Written by Robert Izquierdo for The Motley Fool -> The State Street Technology Select Sector SPDR ETF has a lower expense ratio and higher assets under management than the Roundhill Investments Geneโฆ
The State Street Technology Select Sector SPDR ETF has a lower expense ratio and higher assets under management than the Roundhill Investments Generat
Read Full Story at Nasdaq News โWhy This Matters
The choice between CHAT and XLK represents more than just an investment decisionโit reflects broader investor sentiment toward AI's near-term viability versus its long-term transformative potential. With AI stocks dominating both growth and value narratives in 2024, the performance divergence between these ETFs could signal shifting market priorities, from speculative momentum plays to foundational tech infrastructure bets.
Background Context
State Street's XLK has long been a bellwether for the tech sector, tracing its roots to the dot-com era and evolving into a diversified megacap tech index fund.

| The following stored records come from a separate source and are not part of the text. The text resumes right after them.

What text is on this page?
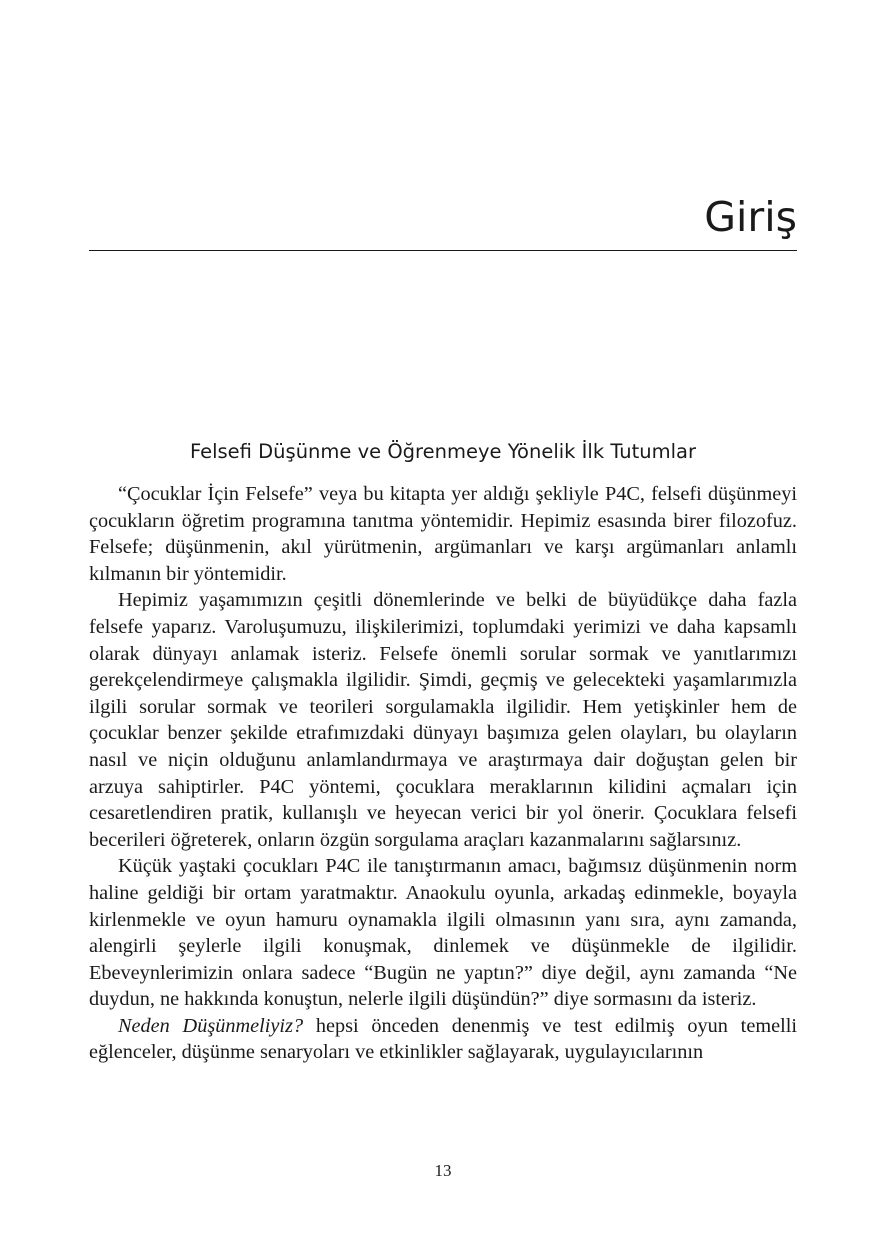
Giriş
Felsefi Düşünme ve Öğrenmeye Yönelik İlk Tutumlar

“Çocuklar İçin Felsefe” veya bu kitapta yer aldığı şekliyle P4C, felsefi düşünmeyi çocukların öğretim programına tanıtma yöntemidir. Hepimiz esasında birer filozofuz. Felsefe; düşünmenin, akıl yürütmenin, argümanları ve karşı argümanları anlamlı kılmanın bir yöntemidir.

Hepimiz yaşamımızın çeşitli dönemlerinde ve belki de büyüdükçe daha fazla felsefe yaparız. Varoluşumuzu, ilişkilerimizi, toplumdaki yerimizi ve daha kapsamlı olarak dünyayı anlamak isteriz. Felsefe önemli sorular sormak ve yanıtlarımızı gerekçelendirmeye çalışmakla ilgilidir. Şimdi, geçmiş ve gelecekteki yaşamlarımızla ilgili sorular sormak ve teorileri sorgulamakla ilgilidir. Hem yetişkinler hem de çocuklar benzer şekilde etrafımızdaki dünyayı başımıza gelen olayları, bu olayların nasıl ve niçin olduğunu anlamlandırmaya ve araştırmaya dair doğuştan gelen bir arzuya sahiptirler. P4C yöntemi, çocuklara meraklarının kilidini açmaları için cesaretlendiren pratik, kullanışlı ve heyecan verici bir yol önerir. Çocuklara felsefi becerileri öğreterek, onların özgün sorgulama araçları kazanmalarını sağlarsınız.

Küçük yaştaki çocukları P4C ile tanıştırmanın amacı, bağımsız düşünmenin norm haline geldiği bir ortam yaratmaktır. Anaokulu oyunla, arkadaş edinmekle, boyayla kirlenmekle ve oyun hamuru oynamakla ilgili olmasının yanı sıra, aynı zamanda, alengirli şeylerle ilgili konuşmak, dinlemek ve düşünmekle de ilgilidir. Ebeveynlerimizin onlara sadece “Bugün ne yaptın?” diye değil, aynı zamanda “Ne duydun, ne hakkında konuştun, nelerle ilgili düşündün?” diye sormasını da isteriz.

Neden Düşünmeliyiz? hepsi önceden denenmiş ve test edilmiş oyun temelli eğlenceler, düşünme senaryoları ve etkinlikler sağlayarak, uygulayıcılarının

13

Roundhill's CHAT, launched in late 2023, is a concentrated bet on pure-play AI companies, capitalizing on the post-ChatGPT frenzy. The discrepancy in their expense ratiosโ0.10% for XLK versus 0.75% for CHATโhighlights a classic trade-off: broad exposure at low cost versus targeted high-conviction exposure.
What Happens Next
Investors will likely scrutinize earnings reports from XLK's top holdings (Microsoft, Apple, Nvidia) as proxies for AI monetization success, while CHAT's performance hinges on upstart AI firms proving sustainable business models. Regulatory scrutiny of big tech's AI dominance could disproportionately impact XLK, while CHAT faces execution risk if its constituent companies fail to deliver on AI promises. The next quarter may reveal whether AI is entering a consolidation phase or if the hype cycle is far from over.
Bigger Picture
This ETF comparison underscores the maturation of AI as an investable theme, moving from speculative ventures to institutionalized growth strategies. The divergence between broad tech exposure and concentrated AI plays mirrors broader market cycles, where thematic ETFs often outperform in hype phases but underperform during normalization. As AI adoption matures, the structural advantages of diversified tech giants may outweigh the volatility of specialized AI upstarts.